In trading, with all its moving parts and where single events are, in principle, meaningless since they are random in themselves, it is hard to find a satisfying moment of an outstanding event that gives you the reward of arriving.
If anything, it is more often the case that the better you get, the more complex the game gets, or the harder it gets to improve your game.
In competitive sports, the part of excelling even more once mastery has been achieved might be similar. Each extra millisecond faster or centimeter higher and alike gains complexity and degree of difficulty to outperform yourself, but still, you get measured results of competition, recognition, and other events that also raise the bar of accomplishment rewards.
Since trading avoids emotional extremes, you are cheated out of such glory to shine and must compensate for the lack of such rewarding moments.
There are additional hurdles for the trading entrepreneur.
While the average success rate for a business to fail is nine out of ten, in trading, the failure rate is much, much, much, much higher.
While the general principle of "done is better than perfect" is true for any regular venture or job, the meaning of "perfection is the enemy of progress" is in a different light spectrum regarding trading.
Not only do traders live in an endless sea of uncertainties by dabbling with solutions on how to stack the odds of future events and exposure to a life where there is an absence of control, but the true task is also to never fuck up (pardon my French) and always be in balance.
Let me explain what I precisely mean by my profanity.
Have you ever sworn yourself not to do a certain thing ever again?

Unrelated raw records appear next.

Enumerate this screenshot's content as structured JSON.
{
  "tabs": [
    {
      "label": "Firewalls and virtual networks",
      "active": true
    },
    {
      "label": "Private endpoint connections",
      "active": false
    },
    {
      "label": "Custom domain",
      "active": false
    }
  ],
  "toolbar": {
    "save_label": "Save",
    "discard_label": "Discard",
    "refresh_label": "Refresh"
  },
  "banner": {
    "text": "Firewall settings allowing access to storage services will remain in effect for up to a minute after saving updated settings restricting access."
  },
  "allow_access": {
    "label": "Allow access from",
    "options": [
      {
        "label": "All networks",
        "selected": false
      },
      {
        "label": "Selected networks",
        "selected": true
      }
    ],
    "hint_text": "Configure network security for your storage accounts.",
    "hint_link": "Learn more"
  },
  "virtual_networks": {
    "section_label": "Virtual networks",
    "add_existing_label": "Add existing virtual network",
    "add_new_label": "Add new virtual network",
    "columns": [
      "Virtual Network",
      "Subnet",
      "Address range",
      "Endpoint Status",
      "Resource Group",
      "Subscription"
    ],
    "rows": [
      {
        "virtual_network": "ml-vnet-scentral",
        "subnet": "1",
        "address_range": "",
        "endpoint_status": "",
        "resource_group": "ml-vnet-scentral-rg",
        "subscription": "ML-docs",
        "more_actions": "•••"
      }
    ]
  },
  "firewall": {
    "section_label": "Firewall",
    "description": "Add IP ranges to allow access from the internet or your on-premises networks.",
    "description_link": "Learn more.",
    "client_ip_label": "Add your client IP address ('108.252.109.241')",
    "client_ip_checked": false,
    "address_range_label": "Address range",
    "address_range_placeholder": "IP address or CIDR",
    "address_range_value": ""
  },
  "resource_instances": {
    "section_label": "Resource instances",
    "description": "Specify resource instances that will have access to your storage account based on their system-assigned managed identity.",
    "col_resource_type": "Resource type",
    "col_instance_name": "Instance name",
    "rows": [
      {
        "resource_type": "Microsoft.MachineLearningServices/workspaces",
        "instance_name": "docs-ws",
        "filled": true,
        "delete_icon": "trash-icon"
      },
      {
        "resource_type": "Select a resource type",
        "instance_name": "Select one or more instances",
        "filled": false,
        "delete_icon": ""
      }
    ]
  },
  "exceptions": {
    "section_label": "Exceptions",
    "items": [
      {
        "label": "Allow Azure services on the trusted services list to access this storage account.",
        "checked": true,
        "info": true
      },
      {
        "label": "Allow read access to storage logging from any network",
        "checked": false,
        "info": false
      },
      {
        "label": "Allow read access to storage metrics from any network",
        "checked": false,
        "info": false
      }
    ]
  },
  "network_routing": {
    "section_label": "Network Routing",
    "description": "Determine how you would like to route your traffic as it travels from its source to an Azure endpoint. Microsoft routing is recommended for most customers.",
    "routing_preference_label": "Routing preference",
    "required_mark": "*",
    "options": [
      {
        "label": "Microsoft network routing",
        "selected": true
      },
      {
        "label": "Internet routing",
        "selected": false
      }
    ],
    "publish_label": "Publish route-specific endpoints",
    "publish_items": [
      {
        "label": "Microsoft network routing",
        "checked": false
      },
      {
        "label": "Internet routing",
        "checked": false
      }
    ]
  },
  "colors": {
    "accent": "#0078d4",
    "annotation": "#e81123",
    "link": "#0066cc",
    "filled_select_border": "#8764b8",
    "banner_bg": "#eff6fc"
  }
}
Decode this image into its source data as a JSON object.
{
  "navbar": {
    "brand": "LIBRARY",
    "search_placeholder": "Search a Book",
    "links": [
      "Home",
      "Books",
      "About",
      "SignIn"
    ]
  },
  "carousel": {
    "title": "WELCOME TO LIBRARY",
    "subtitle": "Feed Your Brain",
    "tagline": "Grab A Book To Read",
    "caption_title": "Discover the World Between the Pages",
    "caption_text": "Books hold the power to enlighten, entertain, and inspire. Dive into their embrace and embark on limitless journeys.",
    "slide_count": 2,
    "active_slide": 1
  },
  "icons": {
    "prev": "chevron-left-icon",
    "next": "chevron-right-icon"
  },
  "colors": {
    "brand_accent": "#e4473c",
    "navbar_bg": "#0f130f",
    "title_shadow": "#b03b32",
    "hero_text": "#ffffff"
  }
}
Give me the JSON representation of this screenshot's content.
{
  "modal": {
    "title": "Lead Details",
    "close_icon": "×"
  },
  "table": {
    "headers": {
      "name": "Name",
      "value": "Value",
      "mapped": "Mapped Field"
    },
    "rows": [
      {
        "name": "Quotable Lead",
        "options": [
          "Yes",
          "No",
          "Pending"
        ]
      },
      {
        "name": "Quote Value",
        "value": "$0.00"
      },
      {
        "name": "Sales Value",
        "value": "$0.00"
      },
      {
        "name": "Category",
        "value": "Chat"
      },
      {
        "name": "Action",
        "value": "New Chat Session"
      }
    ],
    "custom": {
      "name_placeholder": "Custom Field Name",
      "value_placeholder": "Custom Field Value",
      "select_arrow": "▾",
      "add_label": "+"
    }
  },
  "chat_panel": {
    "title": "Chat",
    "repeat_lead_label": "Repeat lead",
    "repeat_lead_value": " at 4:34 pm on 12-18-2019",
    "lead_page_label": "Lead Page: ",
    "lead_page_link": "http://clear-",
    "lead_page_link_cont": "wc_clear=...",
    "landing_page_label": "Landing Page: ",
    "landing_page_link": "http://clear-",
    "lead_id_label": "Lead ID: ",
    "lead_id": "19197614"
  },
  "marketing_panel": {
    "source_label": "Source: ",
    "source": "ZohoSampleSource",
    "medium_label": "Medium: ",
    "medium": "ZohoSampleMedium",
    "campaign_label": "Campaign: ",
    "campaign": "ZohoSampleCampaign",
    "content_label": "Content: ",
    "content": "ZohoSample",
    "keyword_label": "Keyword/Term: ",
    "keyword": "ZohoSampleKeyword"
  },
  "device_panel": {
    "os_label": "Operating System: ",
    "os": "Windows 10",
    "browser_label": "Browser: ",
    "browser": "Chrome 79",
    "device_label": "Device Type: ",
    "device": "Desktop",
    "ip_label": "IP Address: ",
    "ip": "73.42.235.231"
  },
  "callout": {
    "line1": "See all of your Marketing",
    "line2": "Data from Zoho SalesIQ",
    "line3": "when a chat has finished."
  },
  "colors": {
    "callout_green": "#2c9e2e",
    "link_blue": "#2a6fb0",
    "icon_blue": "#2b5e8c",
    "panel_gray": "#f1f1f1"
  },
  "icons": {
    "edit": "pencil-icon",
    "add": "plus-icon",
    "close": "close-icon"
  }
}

It's like getting angry about a specific trigger your parents might have installed, and your mother still finds each time.
Do not overeat or drink too much, fight with your spouse over nothing, or do anything else foolish.
Sure you have.
And your consequences might have been unpleasant if you failed to honor your promise. Still, if you do such a slip-up in trading, if you run a stop and freeze up, if you revenge trade or pyramid into a position, if you take just one gamble over an educated guess and leverage up, if you do just one thing wrong, there is a good chance that you are maneuvering yourself out of business or at least walk away with a devastating blow to the health of your psychology.
Who can never fail?
Who can honor all one's self-promises?
Yes, you can trade small principle-based positions and condition yourself to take only a specific kind of low-risk trades.
Yet the only principle I am aware of that sustains long-term success for the sincere self-directed trader is:
Focus on what you want and not on what you fear.
If there is a tree near a steep curve in the countryside where frequent car accidents happen, most drivers will hit it.
In short, we focus on the object of fear we try to avoid.
We intuitively stir the car to the one tree that we try to avoid hitting when our car gets into a spin.
As a trader, you need to recondition this one behavior of not manifesting your objects of fear.
If you are able to change this human behavior into a trading-conducive response through repetition, you will have managed the majority of your trading problems.
Otherwise, it will feel like an addiction of "you can never have enough of what you don't want," meaning you will keep overeating, keep getting triggered by your mother, keep drinking too much, and keep fighting with your spouse over nothing. Wipe out trading accounts and receive devastating blows against your psyche.
So next time you are overwhelmed by the new devil on the next level, remind yourself to
Focus on what you want and not on what you fear.